İstanbul Süleymaniye’de Göç, Kentsel Yoksulluk ve Enformel Sektör
“İstanbul Süleymaniye’de göç, kentsel yoksulluk ve enformel sektör” meselesi, Türkiye Araştırmaları Merkezi tarafından 21 Aralık 2013’te düzenlenen bir panelle tartışıldı. İstanbul Üniversitesi’nden Yücel Bulut’un oturum başkanlığını üstlendiği panelde Süleyman Demirel Üniversitesi’nden Bülent Şen ile “Bekâr Odaları: Göç, Çalışma ve Sosyo-Mekânsal Nitelik”; yine aynı üniversiteden Ayşe Alican ile “Tanıklarının Dilinden Süleymaniye Bölgesi” konuşuldu.
Panelin açılışında Yücel Bulut’un dikkat çektiği üzere Süleymaniye ve Vefa bölgeleri tarihte Bizans ve Osmanlı bürokratik elitleri için merkezî bir bölge niteliğini haiz iken 1950’li yılların beraberinde getirdiği şartların neticesinde; sanayileşme ve kentleşmeyle birlikte, genel nüfus yapısı ve çehresi itibariyle farklı bir özellik kazanır. Toplam nüfusun %85’inin kırsal bölgelerde yaşadığı 1830-1950 yılları arasında bu bölge nüfusunda önemli bir değişiklik söz konusu değildir. 1950’den sonra bölgede durum tamamen aksine döner ve yerli ve yabancı göçlerle birlikte bölgenin nüfus yapısı büyük oranda değişir. Zamanla, çoğunlukla Siirt ve Adıyaman taraflarından gelen insanların yaşadığı bir yer hâline gelen bölge, yabancı uyruklu nüfusun, bilhassa, Bangladeşlilerin ve Suriyelilerin de yoğunlaştığı bir yer olur.

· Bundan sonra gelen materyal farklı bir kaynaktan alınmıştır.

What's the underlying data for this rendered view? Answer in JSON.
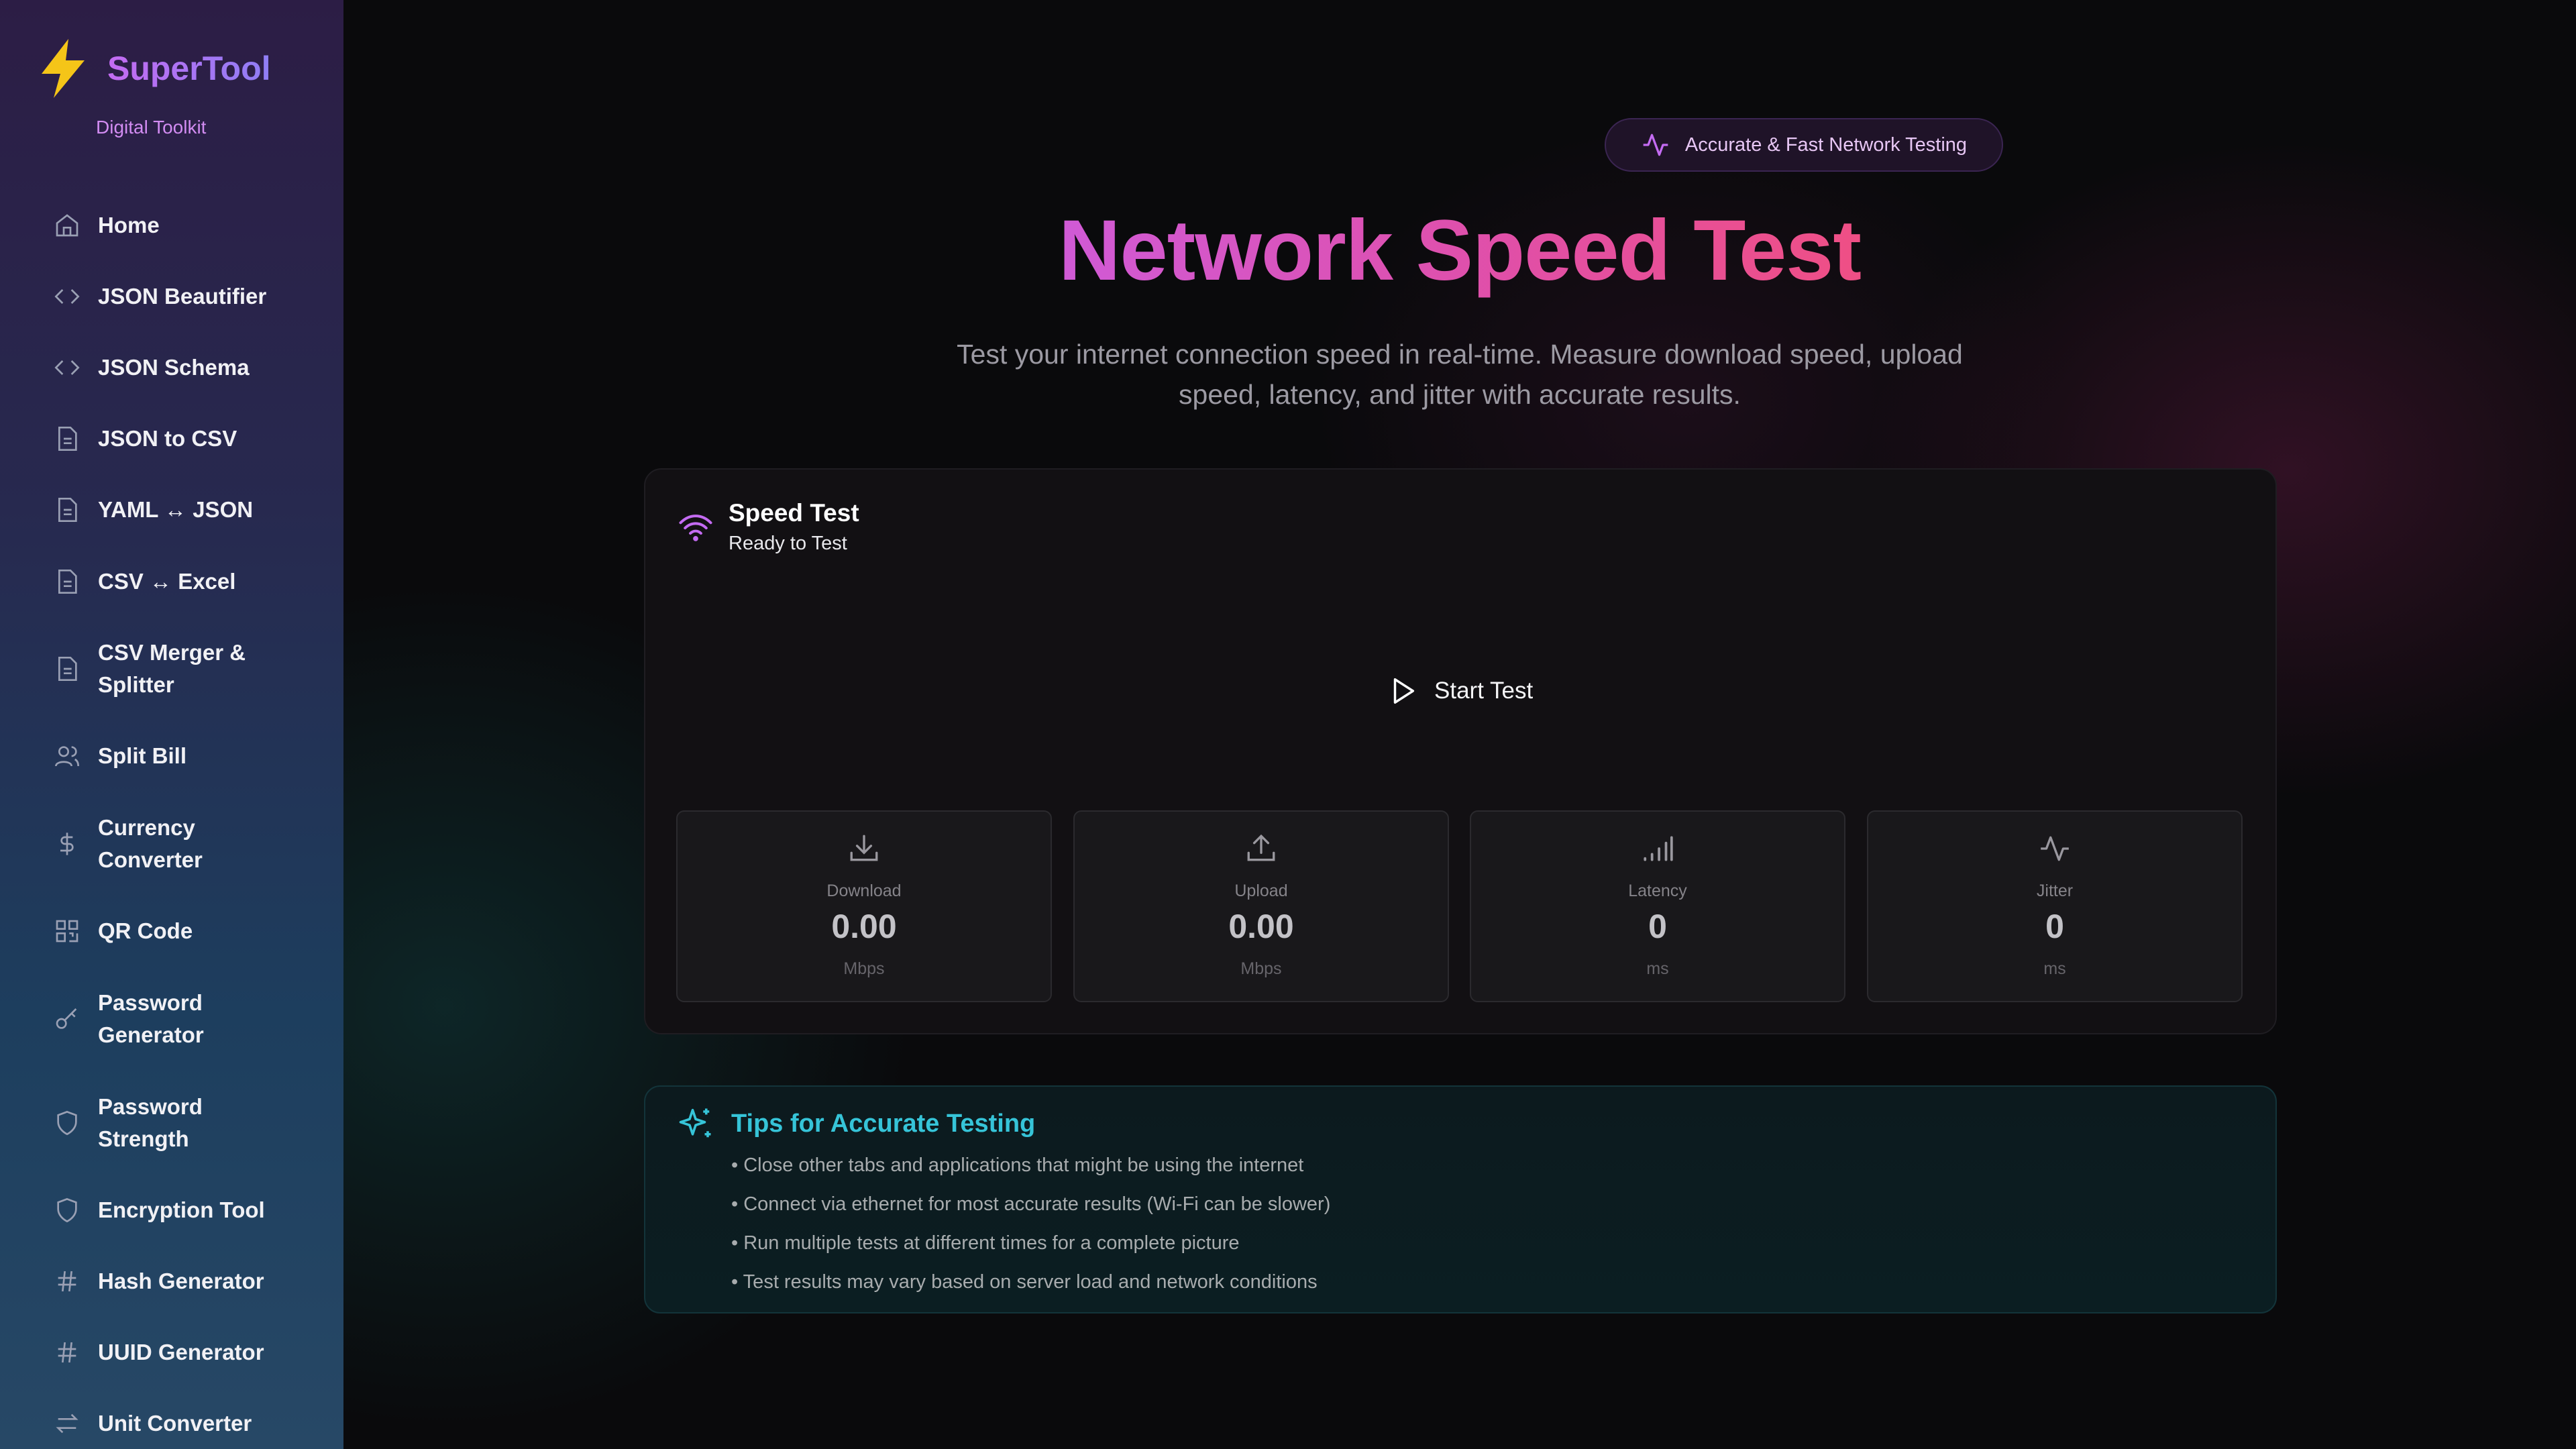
{
  "brand": {
    "title": "SuperTool",
    "subtitle": "Digital Toolkit"
  },
  "sidebar": {
    "items": [
      {
        "label": "Home",
        "icon": "home-icon"
      },
      {
        "label": "JSON Beautifier",
        "icon": "code-icon"
      },
      {
        "label": "JSON Schema",
        "icon": "code-icon"
      },
      {
        "label": "JSON to CSV",
        "icon": "file-icon"
      },
      {
        "label": "YAML ↔ JSON",
        "icon": "file-icon"
      },
      {
        "label": "CSV ↔ Excel",
        "icon": "file-icon"
      },
      {
        "label": "CSV Merger & Splitter",
        "icon": "file-icon"
      },
      {
        "label": "Split Bill",
        "icon": "users-icon"
      },
      {
        "label": "Currency Converter",
        "icon": "dollar-icon"
      },
      {
        "label": "QR Code",
        "icon": "qr-icon"
      },
      {
        "label": "Password Generator",
        "icon": "key-icon"
      },
      {
        "label": "Password Strength",
        "icon": "shield-icon"
      },
      {
        "label": "Encryption Tool",
        "icon": "shield-icon"
      },
      {
        "label": "Hash Generator",
        "icon": "hash-icon"
      },
      {
        "label": "UUID Generator",
        "icon": "hash-icon"
      },
      {
        "label": "Unit Converter",
        "icon": "swap-icon"
      }
    ]
  },
  "hero": {
    "badge": "Accurate & Fast Network Testing",
    "title": "Network Speed Test",
    "subtitle": "Test your internet connection speed in real-time. Measure download speed, upload speed, latency, and jitter with accurate results."
  },
  "speed_test": {
    "title": "Speed Test",
    "status": "Ready to Test",
    "start_label": "Start Test",
    "metrics": [
      {
        "label": "Download",
        "value": "0.00",
        "unit": "Mbps",
        "icon": "download-icon"
      },
      {
        "label": "Upload",
        "value": "0.00",
        "unit": "Mbps",
        "icon": "upload-icon"
      },
      {
        "label": "Latency",
        "value": "0",
        "unit": "ms",
        "icon": "signal-icon"
      },
      {
        "label": "Jitter",
        "value": "0",
        "unit": "ms",
        "icon": "activity-icon"
      }
    ]
  },
  "tips": {
    "title": "Tips for Accurate Testing",
    "items": [
      "• Close other tabs and applications that might be using the internet",
      "• Connect via ethernet for most accurate results (Wi-Fi can be slower)",
      "• Run multiple tests at different times for a complete picture",
      "• Test results may vary based on server load and network conditions"
    ]
  },
  "colors": {
    "accent_purple": "#c46bf2",
    "title_pink": "#e04fa8",
    "tips_cyan": "#36c4d8",
    "brand_bolt": "#f5c518"
  }
}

İstatistiksel verilerden hareketle bölgede yaşayan halkın karakteristik özelliklerine ve sosyo-ekonomik durumlarına değinerek konuşmasına başlayan Bülent Şen’in çalışması, saha araştırması üzerinden yürütülen bir projeye dayanıyor. Araştırma alanı olarak Süleymaniye bölgesinin seçilmesinin sebebi ise bölgenin yoğun göç almasıdır. Bölge, bilhassa, yoğun göçmen erkek nüfusunu barındırması ve bir “istasyon” vazifesi görmesi hasebiyle önemlidir. Şen’e göre, yoksulluğun mekânsallaşmasını sağlayan dinamik göç, kentsel yoksulluk ve enformel sektör ilişkisinde saklıdır.
Bölgede yaşayan nüfusun doğum yerlerine bakıldığında, göçmenlerin çoğunluğunun Adıyamanlı ve Şanlıurfalı oldukları görülmektedir. Göçmen nüfusun %50,2’si Doğu Anadolu, %17’si Güneydoğu Anadolu ve %13’ü İç Anadolu bölgesindendir. Doğum yerlerinin idari ayrımları açısından ise nüfusun neredeyse tamamı köy doğumludur. Düşük vasıflılık ve düşük eğitim bölgeye gelen erkek göçmenlerin ve bölgede yerleşen ailelerin bir diğer genel/ortak karakteristikleridir. Genel aile profili verileri göçmenlerin annelerinin %92’sinin, babaların ise %62’sinin okuma-yazma bilmediklerini gösterir. Söz konusu nüfus yaş aralığı bazında değerlendirildiğinde ise, Süleymaniye bölgesinde ele alınan 6 mahallenin nüfusunun %11’i 11-15; %51’i ise 22 yaş ve altındadır. Bu oranlar, bölgede çocuk emeğinin ve çocuk istihdamının yoğunluğunu göstermektedir.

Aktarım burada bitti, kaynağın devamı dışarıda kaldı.